Kulüp başkan ve yöneticileri “benden ve benim takımımdan sonra tufan” zihniyetiyle, ortalığı birbirine katmak ve herkesi birbirine düşman etmek için yarışırlar!..
Spor teşkilâtının yetkilileri, federasyonların başkan ve yöneticileri, “eyyam ve mavi boncuk yarışında geri kalmamak için” adeta fırsat beklerler!..
“Cezaların caydırıcı olması” ilkesi, bütün dünyaca bilindiği ve kabul gördüğü hâlde, bizde cezaların “talimatları ihlâl, suçu özendirme ve spor ahlâkını tahrip konusunda” tam bir teşvik unsuru olması için her şeyi yapan Disiplin ve Tahkim Kurulları vardır!..
Teknik adamlar ve futbolcular da “bu tahrik ve teşvikin bütün fırsatlarını kullanarak”, kahraman hâline gelirler!..

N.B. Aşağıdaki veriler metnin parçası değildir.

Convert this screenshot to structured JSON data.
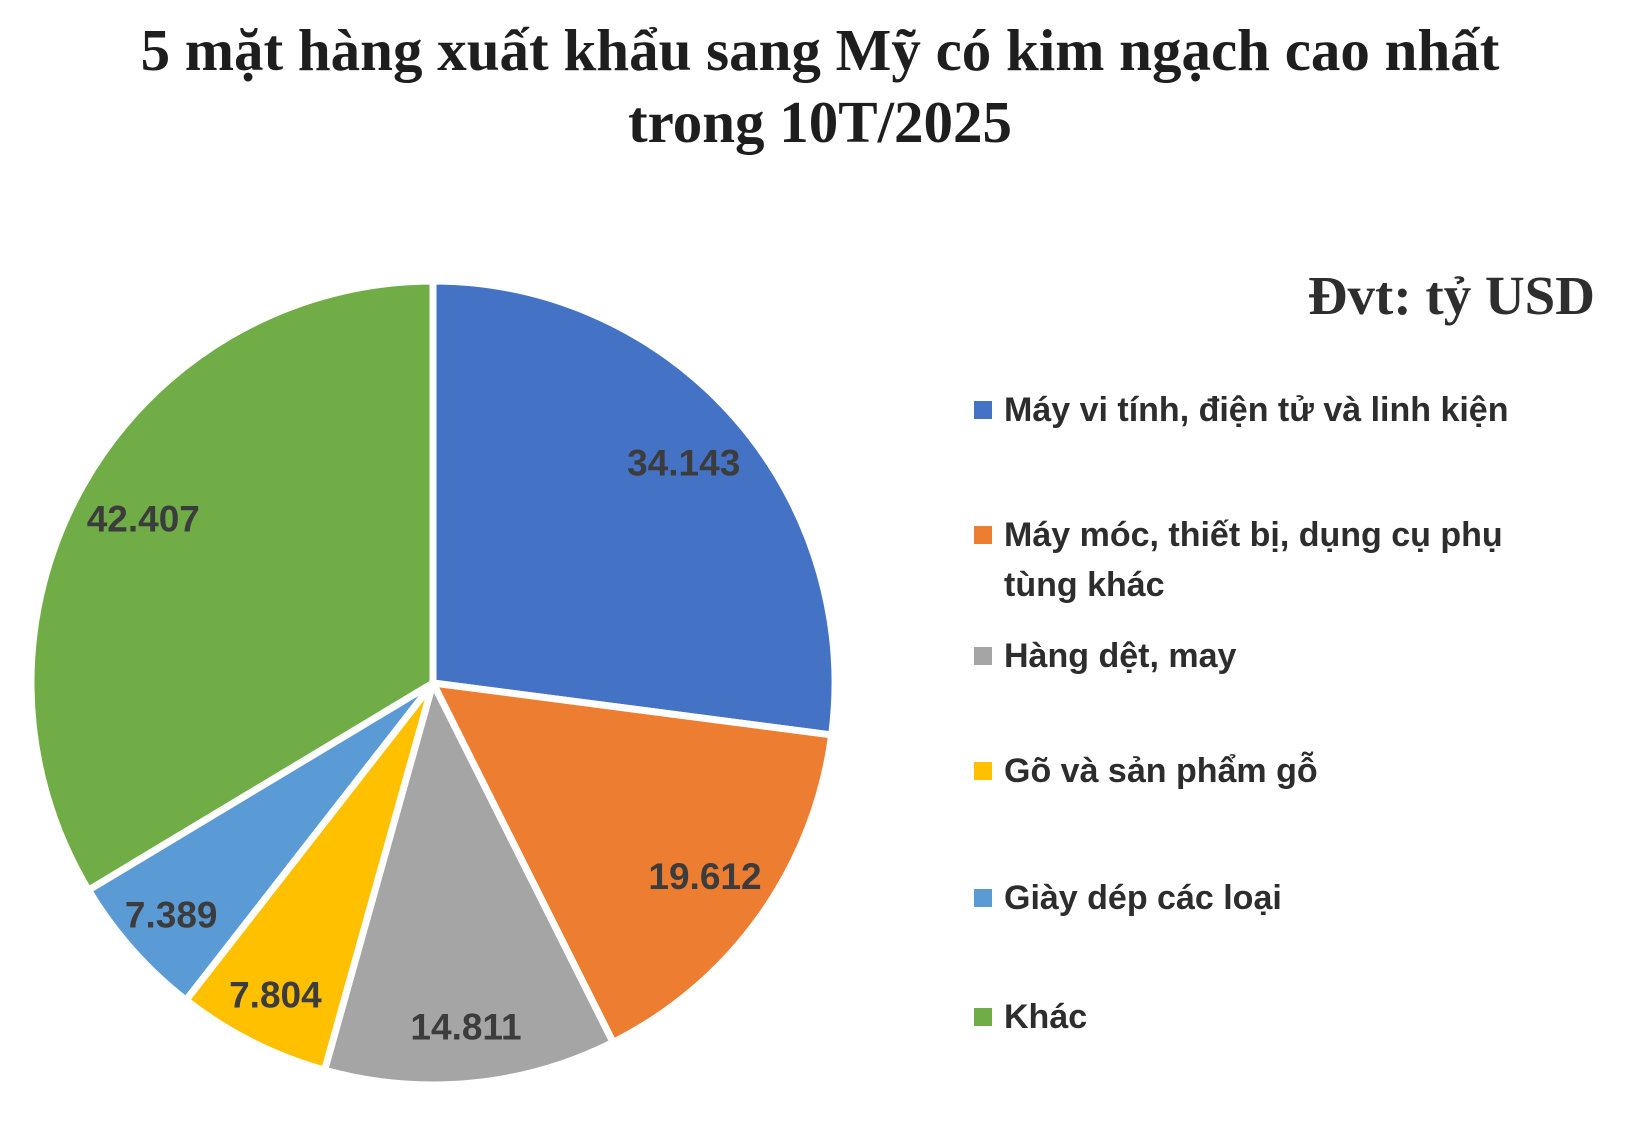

Ne yazık ki, “dördüncü güç” olarak,”bu çarpık ve tiksindirici çarkın durdurulması ve değiştirilmesi için” gereken mücadeleyi verme görevi ve sorumluluğuyla yükümlü olan medyanın “çok büyük bir bölümü”, Makyavelist bir tutum içinde “bu kirli çarkın dişlilerinden biri olmuş”, sistemin değişmemesi için direnen “menfaatçiler” ordusunun destekçisi hâline gelmiştir!..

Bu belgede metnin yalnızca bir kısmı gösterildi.